WASHINGTON, DC—Veterans and servicemembers may be able to help each other overcome stigma in seeking psychological help, officials said during a webinar on combating stigma in the military hosted by the Defense Centers of Excellence for Psychological Health and Traumatic Brain Injury (DCoE).
John Greden, MD, executive director for the University of Michigan Comprehensive Depression Center and chair for National Network of Depression Centers, said that Michigan Army National Guard is using what is called the Buddy-to-Buddy Volunteer Veteran program to help servicemembers who have returned from combat overcome stigma in seeking help. The program was developed by a team of military service members, veterans, veteran advocates, and healthcare professionals from the University of Michigan and Michigan State University.
Surveys suggest that while many returning veterans need behavioral health- care, many are reluctant to actually seek it because they fear it will be on their military records or that they will be treated differently by unit leadership.
The Michigan Army National Guard uses the Buddy-to-Buddy Volunteer program to train veterans to serve as peer support for other veterans. The idea behind it is to use the military culture that emphasizes helping one another and “soldiers take care of their own” to change a culture in which stigma is attached to seeking mental healthcare.
There are about 500 “buddy ones” that have been trained so far in the program. These buddies do not act as therapists, but are trained to find resources for returning servicemembers and to recognize the signs that suggest the need for evaluation. These become buddies who are there to help with reintegration— physical, social, emotional— jobs even. It has [created]opportunities to gain exposure [for returning servicemembers] to ‘howare you doing, now that you are back home?’” noted Greden.
Those serving in the guard and reserve need special attention when it comes to behavioral health, Greden stated. They are challenged in that that they do not return from deployment to a military post, and may not have the support of peers when they return, since they are dispersed. About 35% to 40% of the more than two million troops that have been deployed in the current conflict are guard and reserve.
He added that a national Buddy-to-Buddy program could benefit all returning veterans. “Changing culture by using culture is a strategy that seems to have true validity and I think we need more of it, probably a national program and we can be helped in this effort by having trusted voices that we enlist and they are eager to help.”
The program is part of the Welcome Back Veterans Initiative sponsored by Major League Baseball Charities and the McCormick Foundation. More information on the program can be found at http://www.buddytobuddy.org/
Another campaign highlighted to help reduce stigma is the Real Warriors Campaign that was launched in 2009. Among the components of the media campaign are profiles spotlighting the stories of servicemembers who successfully sought psychological help, explained Dana Stirk, deputy program manager. “These profiles are of servicemembers, veterans, and families who have come forward to share their stories of seeking treatment, or reaching out for support so they can demonstrate to their fellow servicemembers that reaching out makes a difference.”

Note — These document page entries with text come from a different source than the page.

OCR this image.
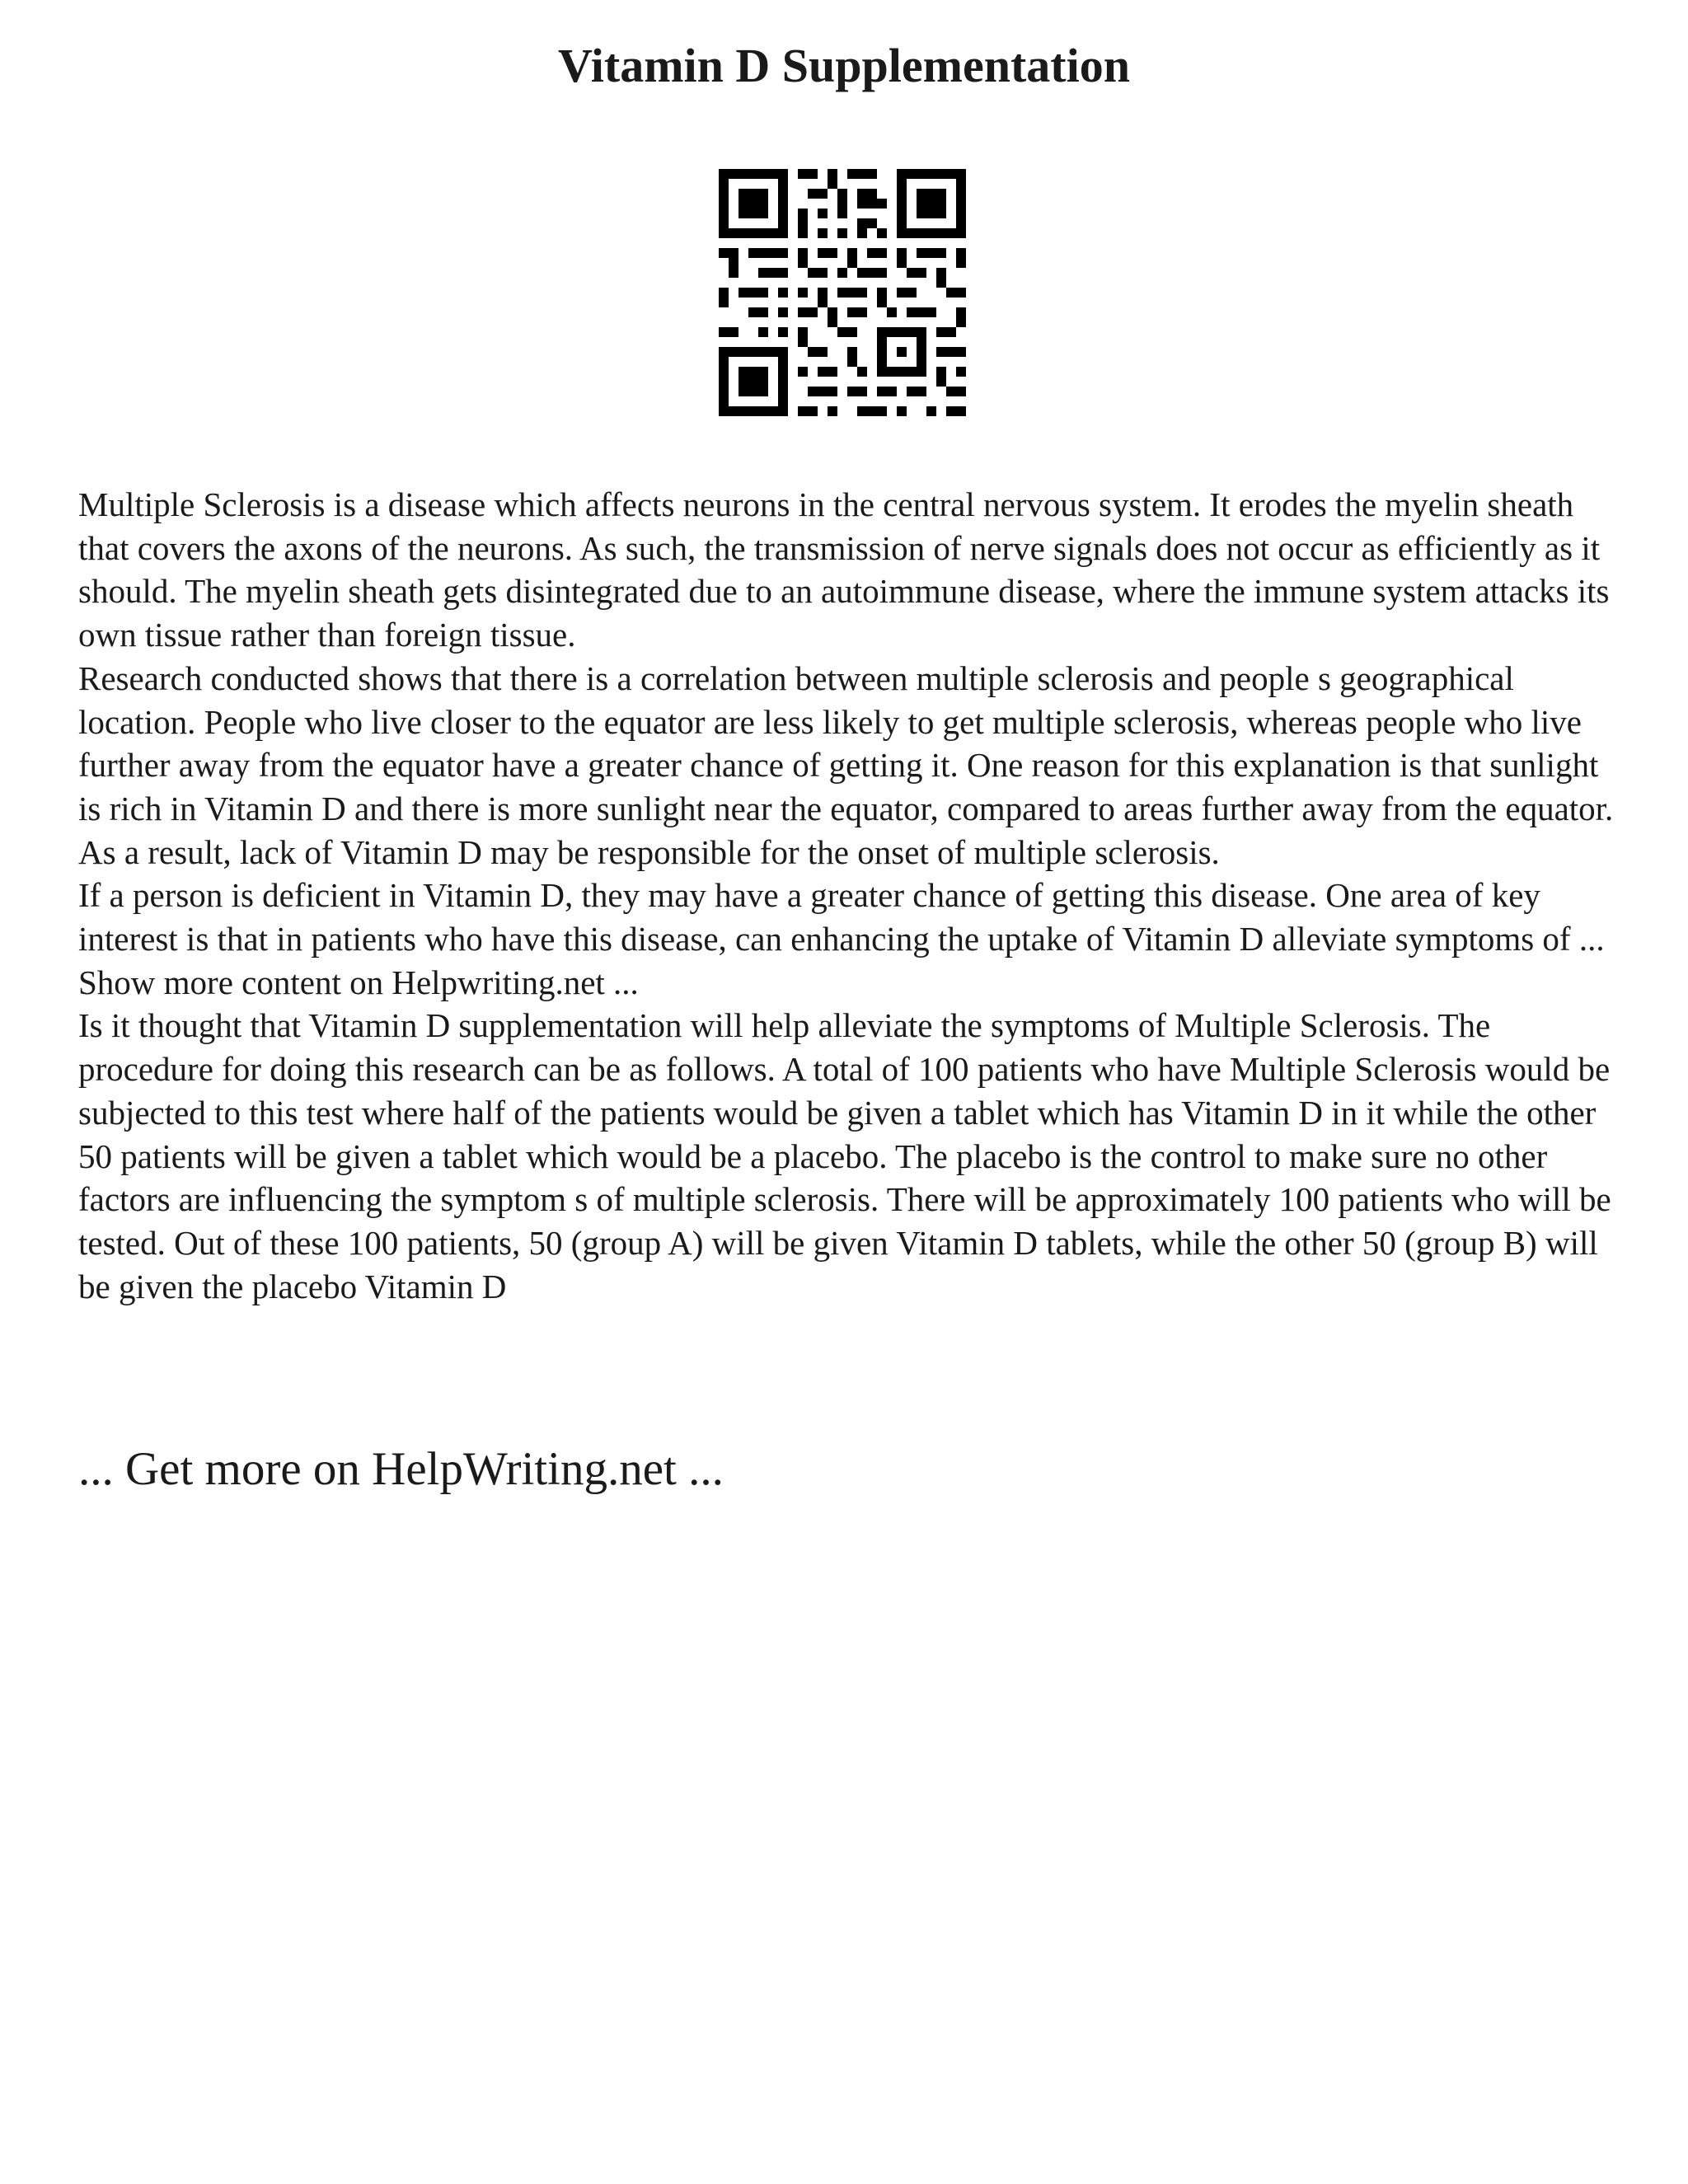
Vitamin D Supplementation

Multiple Sclerosis is a disease which affects neurons in the central nervous system. It erodes the myelin sheath that covers the axons of the neurons. As such, the transmission of nerve signals does not occur as efficiently as it should. The myelin sheath gets disintegrated due to an autoimmune disease, where the immune system attacks its own tissue rather than foreign tissue.

Research conducted shows that there is a correlation between multiple sclerosis and people s geographical location. People who live closer to the equator are less likely to get multiple sclerosis, whereas people who live further away from the equator have a greater chance of getting it. One reason for this explanation is that sunlight is rich in Vitamin D and there is more sunlight near the equator, compared to areas further away from the equator. As a result, lack of Vitamin D may be responsible for the onset of multiple sclerosis.

If a person is deficient in Vitamin D, they may have a greater chance of getting this disease. One area of key interest is that in patients who have this disease, can enhancing the uptake of Vitamin D alleviate symptoms of ... Show more content on Helpwriting.net ...

Is it thought that Vitamin D supplementation will help alleviate the symptoms of Multiple Sclerosis. The procedure for doing this research can be as follows. A total of 100 patients who have Multiple Sclerosis would be subjected to this test where half of the patients would be given a tablet which has Vitamin D in it while the other 50 patients will be given a tablet which would be a placebo. The placebo is the control to make sure no other factors are influencing the symptom s of multiple sclerosis. There will be approximately 100 patients who will be tested. Out of these 100 patients, 50 (group A) will be given Vitamin D tablets, while the other 50 (group B) will be given the placebo Vitamin D

... Get more on HelpWriting.net ...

Stirk said that the idea for the profiles came from the fact that while many servicemembers have heard messages from DoD that it is okay to seek help, research conducted prior to the campaign found that servicemembers wanted to see personal examples of their peers seeking help and at the same time having successful military or civilian careers.
Profiles of servicemembers and PSAs are available for download and viewing by visiting the campaign’s Web site’s Multimedia page at http://realwarriors.net/multimedia.
The campaign also includes articles on the website on a variety of topics related to resilience, recovery, and integration. In addition, the website includes a live chat in which users can connect with a trained health resource consultant for guidance.
Stirk said that the goals of the campaign are to create awareness about the resources available for psychological healthcare among servicemembers, their families, their commanders, and the public at large; to create understanding regarding the obstacles which servicemembers feel prevent them from seeking treatment; and to create investment on the part of military leadership in the concepts of resilience and early intervention, as well as the roles they play in successful treatment, recovery, and reintegration for returning servicemembers and overall force readiness.
Thomas Gaskin, PhD, program manager for the USMC Combat Operational Stress Control and Readiness, spoke of efforts within the Marine Corps to address stigma.
The Marine Corps uses the COSC Continuum that it created in order to increase awareness among Marines and leaders about how stress works and how they should handle it. The continuum uses colors to characterize different levels of stress.
With the tool, both leaders and Marines can assess where a Marine is at any given time on the stress continuum. The continuum includes symptoms to look for so that the leader can determine whether the marine is in the “green,” “yellow”, “orange”, or “red zone.” A servicemember that is in the “orange” or “red” zone is someone whom they need to refer for help.